Disagreements about education reform result from conflicting models: the business model and the social model. Governors such as Daniels and Pence, reflecting their backgrounds and support structures, tend toward the business model. Superintendent Ritz, with almost 35 years as a teacher/communications coordinator in elementary schools, is more aligned with the social model.
Business interests are inclined toward theoretical and structural changes instead of new spending that leads to higher taxes. Advocates of the social model request more resources, such as for preschool programs.
The business model is found in securities firms in which every sale results in data and ranking. The highest producers are praised. The model contains no element based on results for clients, although higher commissions resulting from client retention indirectly reflect quality of service.
Every business is based on this system. Rarely do firms reward individuals who work in unattractive places that tend to have lower total sales. Everyone is evaluated in the same pot.
Components of education reform come from the business model. Reforms were impossible as recently as 30 years ago because standardized testing, compilation of test data and evaluation of schools (A to F) based on the data were not possible before widespread availability of computers.
Proponents believe test data produce reliable indicators of effective teachers and schools, and that teaching, in general, will improve if the best teachers are recognized and rewarded. They also believe competition improves results for everyone, hence new charter schools, vouchers to private schools and replacing management of schools that show low test performance.
The social model is not friendly to precise measurement and related reforms. It does not agree that test scores produce significant data. While business sales data is uniform, test data is not. For example, a standardized test emphasizing skills in algebra does not reflect all mathematical abilities. Any test, in any category, fails to cover the entirety of a student’s competence.

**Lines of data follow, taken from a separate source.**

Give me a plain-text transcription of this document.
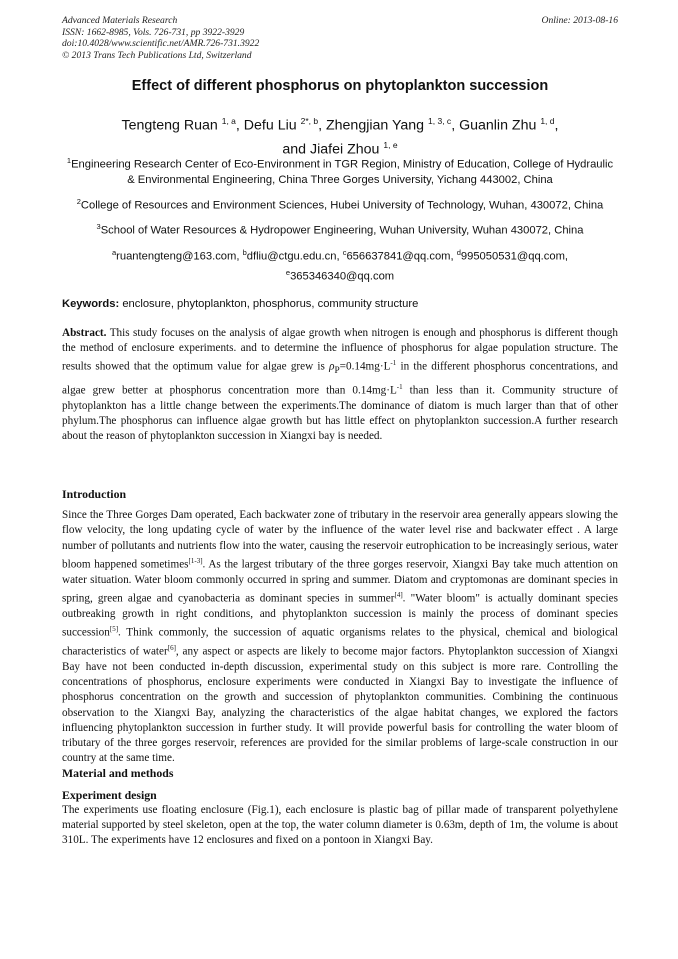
Advanced Materials Research
ISSN: 1662-8985, Vols. 726-731, pp 3922-3929
doi:10.4028/www.scientific.net/AMR.726-731.3922
© 2013 Trans Tech Publications Ltd, Switzerland
Online: 2013-08-16
Effect of different phosphorus on phytoplankton succession
Tengteng Ruan $^{1, a}$, Defu Liu $^{2*, b}$, Zhengjian Yang $^{1, 3, c}$, Guanlin Zhu $^{1, d}$,
and Jiafei Zhou $^{1, e}$

$^1$Engineering Research Center of Eco-Environment in TGR Region, Ministry of Education, College of Hydraulic & Environmental Engineering, China Three Gorges University, Yichang 443002, China

$^2$College of Resources and Environment Sciences, Hubei University of Technology, Wuhan, 430072, China

$^3$School of Water Resources & Hydropower Engineering, Wuhan University, Wuhan 430072, China

$^a$ruantengteng@163.com, $^b$dfliu@ctgu.edu.cn, $^c$656637841@qq.com, $^d$995050531@qq.com,
$^e$365346340@qq.com

Keywords: enclosure, phytoplankton, phosphorus, community structure

Abstract. This study focuses on the analysis of algae growth when nitrogen is enough and phosphorus is different though the method of enclosure experiments. and to determine the influence of phosphorus for algae population structure. The results showed that the optimum value for algae grew is $\rho_P=0.14mg\cdot L^{-1}$ in the different phosphorus concentrations, and algae grew better at phosphorus concentration more than $0.14mg\cdot L^{-1}$ than less than it. Community structure of phytoplankton has a little change between the experiments.The dominance of diatom is much larger than that of other phylum.The phosphorus can influence algae growth but has little effect on phytoplankton succession.A further research about the reason of phytoplankton succession in Xiangxi bay is needed.

Introduction

Since the Three Gorges Dam operated, Each backwater zone of tributary in the reservoir area generally appears slowing the flow velocity, the long updating cycle of water by the influence of the water level rise and backwater effect . A large number of pollutants and nutrients flow into the water, causing the reservoir eutrophication to be increasingly serious, water bloom happened sometimes[1-3]. As the largest tributary of the three gorges reservoir, Xiangxi Bay take much attention on water situation. Water bloom commonly occurred in spring and summer. Diatom and cryptomonas are dominant species in spring, green algae and cyanobacteria as dominant species in summer[4]. "Water bloom" is actually dominant species outbreaking growth in right conditions, and phytoplankton succession is mainly the process of dominant species succession[5]. Think commonly, the succession of aquatic organisms relates to the physical, chemical and biological characteristics of water[6], any aspect or aspects are likely to become major factors. Phytoplankton succession of Xiangxi Bay have not been conducted in-depth discussion, experimental study on this subject is more rare. Controlling the concentrations of phosphorus, enclosure experiments were conducted in Xiangxi Bay to investigate the influence of phosphorus concentration on the growth and succession of phytoplankton communities. Combining the continuous observation to the Xiangxi Bay, analyzing the characteristics of the algae habitat changes, we explored the factors influencing phytoplankton succession in further study. It will provide powerful basis for controlling the water bloom of tributary of the three gorges reservoir, references are provided for the similar problems of large-scale construction in our country at the same time.

Material and methods

Experiment design

The experiments use floating enclosure (Fig.1), each enclosure is plastic bag of pillar made of transparent polyethylene material supported by steel skeleton, open at the top, the water column diameter is 0.63m, depth of 1m, the volume is about 310L. The experiments have 12 enclosures and fixed on a pontoon in Xiangxi Bay.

The social model considers context such as income and education of adults in the service area and parent support of students. These are intangibles not easily calculated and ranked. Teachers and administrators know differences, but cannot describe them in business terms. They cannot document that the best and strongest teachers might generate the weakest test data because of context, or that weak teachers show strong data in positive environments.
The social model relies on intuitive understanding, on the respect and love students have for their teachers, on the supreme challenges facing students and teachers in difficult situations such as physical plants with poor lighting, rooms without air-conditioning, and high unemployment.
The social model accepts as self-evident that schools with first-class football fields, top-quality auditoriums, fine rooms and support structures—schools with resources—are graded A, while schools in tough environments get F’s.
Eighty percent of my working life was inside the business model. I loved it. Twenty percent was in the social model (Peace Corps, Red Cross, service clubs, teaching, Big Brothers, Mental Health Association, the ballet, Heartland Film Festival, civil liberties, a foreign affairs study group).
Having participated in both models, to me, the business model cannot work in the social setting. Forcing it where it does not belong undermines the social model, demoralizes and trivializes its participants, demeans professional self-image and makes teaching unattractive.